1) жуткая правда о своей жизни. Например, безусловное подтверждение того, что она все двадцать лет лежит в своей девичьей кроватке или в скляночке с мутной маслянистой жидкостью и видит сны;

2) каждый из сорока семи президентов США, каждый второй российский правитель были искусной голограммой или посланником коварного внеземного разума;

3) Ивана Урганта уличили в причастности к самому немногочисленному сексуальному меньшинству.
        Три дня совместной работы с Феей оказались равнозначны этим открытиям.
        Vanessa Mae: «The Blessed Spirit»
        Общий гомон над столом обострило неожиданное заявление Шамана:
        - Нам непременно следует выпить за Виктора Иконникова. Именно благодаря ему мы можем видеть Фею Егоровну во плоти. - Костя дернул рукой в сторону Витька, потом Феи: - Желающие могут потрогать кузнецов нашей победы.
        Кораблев укоризненно посмотрел на Шамана, нависшего над столом и буравившего глазами стушевавшегося сына полка.
        Фея никого не хотела посвящать в свое «до и после», но легенда ее воскрешения стала достоянием руководства «НН». Витек равнодушно пожал плечами, не выдав - внезапно сразившие его тошнота, головная боль, резь в желудке и слабость в ногах вот-вот заставят потерять сознание.
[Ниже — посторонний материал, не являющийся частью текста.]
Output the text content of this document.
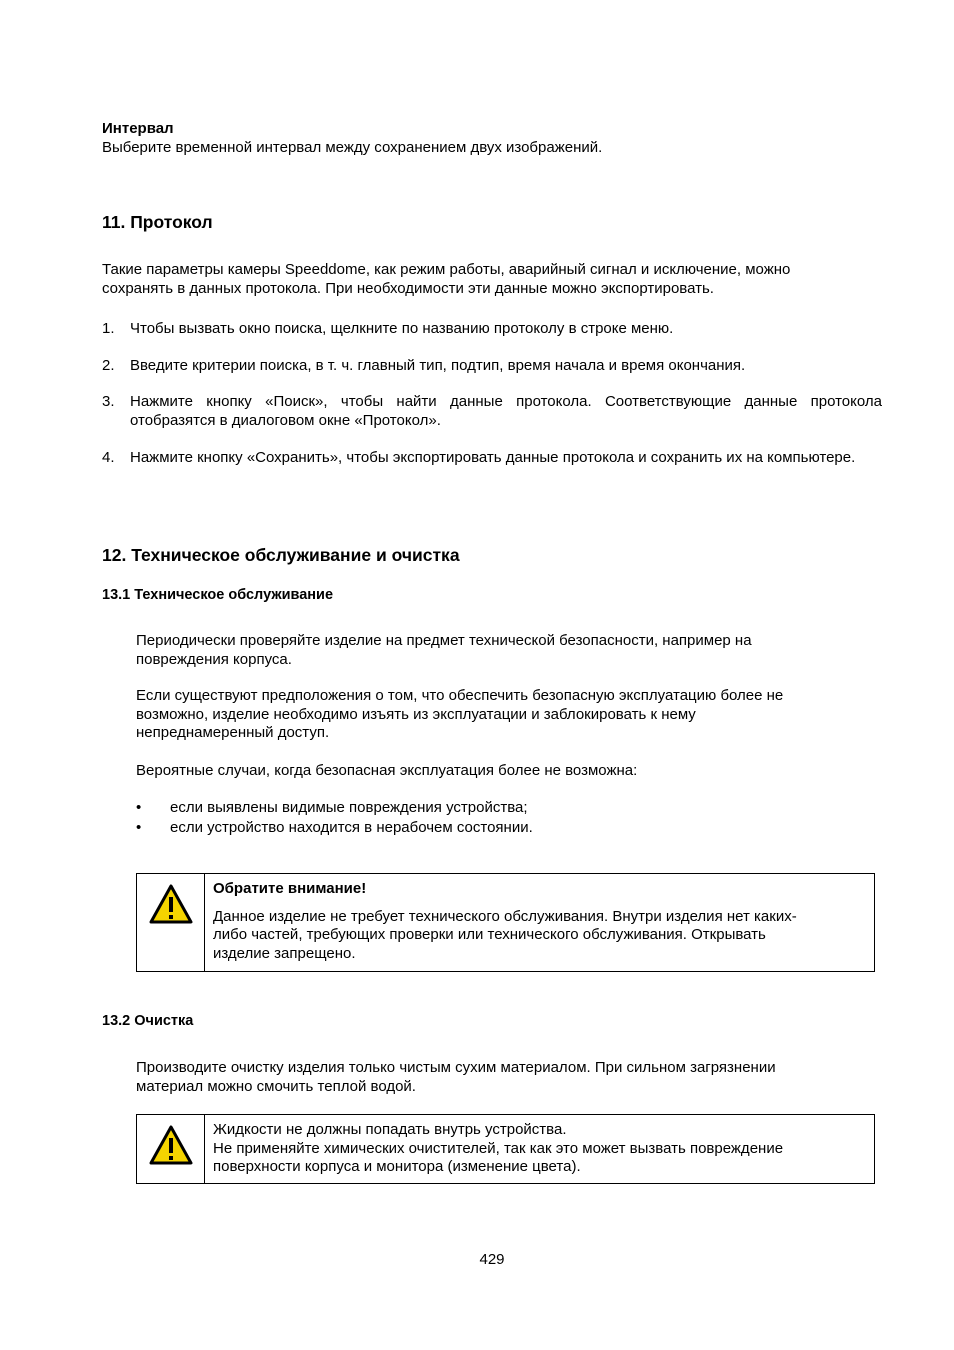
Интервал

Выберите временной интервал между сохранением двух изображений.

11. Протокол

Такие параметры камеры Speeddome, как режим работы, аварийный сигнал и исключение, можно

сохранять в данных протокола. При необходимости эти данные можно экспортировать.

1.	Чтобы вызвать окно поиска, щелкните по названию протоколу в строке меню.
2.	Введите критерии поиска, в т. ч. главный тип, подтип, время начала и время окончания.
3.	Нажмите кнопку «Поиск», чтобы найти данные протокола. Соответствующие данные протокола отобразятся в диалоговом окне «Протокол».
4.	Нажмите кнопку «Сохранить», чтобы экспортировать данные протокола и сохранить их на компьютере.
12. Техническое обслуживание и очистка
13.1 Техническое обслуживание

Периодически проверяйте изделие на предмет технической безопасности, например на

повреждения корпуса.

Если существуют предположения о том, что обеспечить безопасную эксплуатацию более не

возможно, изделие необходимо изъять из эксплуатации и заблокировать к нему

непреднамеренный доступ.

Вероятные случаи, когда безопасная эксплуатация более не возможна:
•	если выявлены видимые повреждения устройства;
•	если устройство находится в нерабочем состоянии.

Обратите внимание!

Данное изделие не требует технического обслуживания. Внутри изделия нет каких-

либо частей, требующих проверки или технического обслуживания. Открывать

изделие запрещено.

13.2 Очистка

Производите очистку изделия только чистым сухим материалом. При сильном загрязнении

материал можно смочить теплой водой.

Жидкости не должны попадать внутрь устройства.

Не применяйте химических очистителей, так как это может вызвать повреждение

поверхности корпуса и монитора (изменение цвета).

429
«Почему мне так плохо из-за этого словоблудия? Я делаю то, что делаю…»
        Витьку захотелось выкинуть какое-нибудь коленце, чтобы у присутствующих никогда больше не возникло желание обсуждать его персону. Взмахнуть внезапно возникшими огромными черными крылами, изрыгнуть огонь.
        - Шаман уверен, что именно ты удержал Фею на краю, - вступила Ольга с очевидным сожалением упомянутого факта. - Ты действительно можешь контролировать нынешнее буйство развоплощений?
        - Спасать, - грустно поправил Шаман и указательным пальцем прочертил в воздухе маленький крестик, будто прерывая жизненный путь очередной заблудшей в иллюзиях души.

«Спасать? Неужели я впервые задаю себе этот вопрос? Даже когда напросился в компанию Кучерены, я не представлял, ради чего я это делаю…»
        Витек попробовал ухватить в кулак двух-трех слов все свои сомнения-переживания-ожидания. Почувствовал, как земля уплывает из-под ног. Он понял - устоять возможно, лишь навсегда поняв, зачем он ходит-просыпается-ест. Иначе нужно откинуть застывший в руке бутерброд с сырокопченой колбасой и замертво упасть со стула.
        Истина представилась чем-то вроде куска тонкого льда, образовавшегося в луже в одну из первых морозных ночей. И теперь многое зависит от того, получится ли ухватить его. Чем больше унесешь, тем большая достанется замочная скважина, в которую можно подглядеть тайны жизни и смерти.
        Двумя руками приподнимаешь скользкую пластину; она трещит, покрывается шрамами. Острая кромка режет пальцы, льдинки осыпаются на землю; оставшиеся - быстро истаивают, обращаются в воду. Вместо постижения - озноб и разочарование.
        - Я многое могу, но делаю это только ради себя. - Он уверенно поставил точку, рассыпав в бездну души неподдавшиеся крохи понимания.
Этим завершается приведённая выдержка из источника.